Senda Ajroud-Driss, MD, is a professor in the Ken & Ruth Davee Department of Neurology at the Northwestern University Feinberg School of Medicine, where she also serves as program director of the neuromuscular medicine fellowship. Dr. Driss received her medical degree from The Medical School of Tunis, Tunisia, then completed her neurology residency at the University of Illinois at Chicago and a neuromuscular fellowship at Northwestern. She is board-certified in neurology and in neuromuscular medicine and has been treating patients with ALS in the Lois Insolia Clinic at the Les Turner ALS Center for nearly 20 years. Dr. Driss also leads the Les Turner ALS Center’s clinical trial program.

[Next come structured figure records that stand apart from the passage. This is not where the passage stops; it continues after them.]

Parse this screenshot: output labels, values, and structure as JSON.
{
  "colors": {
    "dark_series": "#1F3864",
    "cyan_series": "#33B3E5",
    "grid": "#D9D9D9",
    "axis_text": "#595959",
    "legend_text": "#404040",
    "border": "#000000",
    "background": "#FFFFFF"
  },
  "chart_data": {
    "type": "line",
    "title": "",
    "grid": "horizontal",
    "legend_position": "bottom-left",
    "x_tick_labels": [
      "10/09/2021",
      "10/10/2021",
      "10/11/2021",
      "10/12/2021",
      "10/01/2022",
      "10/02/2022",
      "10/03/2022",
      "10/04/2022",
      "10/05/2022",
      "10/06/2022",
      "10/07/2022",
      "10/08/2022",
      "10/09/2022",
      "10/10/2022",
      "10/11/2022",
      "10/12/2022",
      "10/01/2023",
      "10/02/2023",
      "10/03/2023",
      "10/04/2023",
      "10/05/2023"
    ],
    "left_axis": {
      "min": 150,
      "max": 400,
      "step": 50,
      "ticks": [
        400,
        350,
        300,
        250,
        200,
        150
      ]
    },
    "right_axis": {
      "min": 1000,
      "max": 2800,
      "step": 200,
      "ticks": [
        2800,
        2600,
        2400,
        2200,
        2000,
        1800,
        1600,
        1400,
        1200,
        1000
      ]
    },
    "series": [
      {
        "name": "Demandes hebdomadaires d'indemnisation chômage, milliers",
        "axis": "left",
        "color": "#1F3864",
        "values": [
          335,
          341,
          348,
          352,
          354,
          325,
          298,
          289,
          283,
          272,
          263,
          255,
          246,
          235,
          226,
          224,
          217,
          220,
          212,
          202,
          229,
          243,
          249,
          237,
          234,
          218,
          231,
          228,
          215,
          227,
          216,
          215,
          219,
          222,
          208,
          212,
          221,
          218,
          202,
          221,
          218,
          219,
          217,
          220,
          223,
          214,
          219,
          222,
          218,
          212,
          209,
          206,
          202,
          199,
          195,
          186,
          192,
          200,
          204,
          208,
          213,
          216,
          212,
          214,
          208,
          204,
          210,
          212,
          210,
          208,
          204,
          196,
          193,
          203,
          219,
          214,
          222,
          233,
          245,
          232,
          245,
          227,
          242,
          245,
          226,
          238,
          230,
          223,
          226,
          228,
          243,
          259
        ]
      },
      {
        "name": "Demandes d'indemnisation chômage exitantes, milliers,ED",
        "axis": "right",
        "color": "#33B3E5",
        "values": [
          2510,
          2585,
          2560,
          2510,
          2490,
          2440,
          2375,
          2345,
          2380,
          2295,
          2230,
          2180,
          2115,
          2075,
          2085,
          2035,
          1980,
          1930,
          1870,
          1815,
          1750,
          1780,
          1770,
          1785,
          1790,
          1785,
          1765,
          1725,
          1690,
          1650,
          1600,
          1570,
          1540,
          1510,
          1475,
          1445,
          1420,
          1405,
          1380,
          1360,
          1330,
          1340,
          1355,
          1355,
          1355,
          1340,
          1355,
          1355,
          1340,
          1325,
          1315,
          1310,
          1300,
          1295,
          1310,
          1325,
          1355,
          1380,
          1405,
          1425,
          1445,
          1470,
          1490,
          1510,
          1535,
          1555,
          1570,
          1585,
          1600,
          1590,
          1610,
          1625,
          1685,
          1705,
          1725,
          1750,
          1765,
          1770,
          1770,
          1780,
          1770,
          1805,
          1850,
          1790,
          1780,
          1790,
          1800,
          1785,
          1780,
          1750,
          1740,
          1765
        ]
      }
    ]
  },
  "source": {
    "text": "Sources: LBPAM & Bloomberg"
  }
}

Tina Cascio, RN, BSN, joined the Les Turner ALS Foundation's Board of Directors in 2022 and serves on its Support Services Committee. Tina cared for her mom throughout her fight with ALS until her mom passed away in 2018. She is now in her own battle after having been diagnosed with ALS in 2020. Tina has been involved in community outreach and familial sponsor programs as well as the organization Her ALS Story. Tina's entire career to this point has been in the medical field and she considers herself a temporarily retired nurse. Once there is a cure for ALS, she plans on returning to care for her patients.
Janie Gobeli serves as an advisory committee member for the HEALEY ALS Platform Trial and the QurAlis/CISCRP Global Patient Advisory Board, an ALS Research Ambassador for the Northeast ALS Consortium (NEALS), and a reviewer for the Les Turner ALS Foundation’s educational materials and programs. She was diagnosed with ALS in 2021. As a former elementary education teacher and licensed cosmetologist, she is proud to work as an ALS educator, advisor, and speaker because it allows her to be a voice for all ALS warriors and follow her lifelong passion for learning and educating others.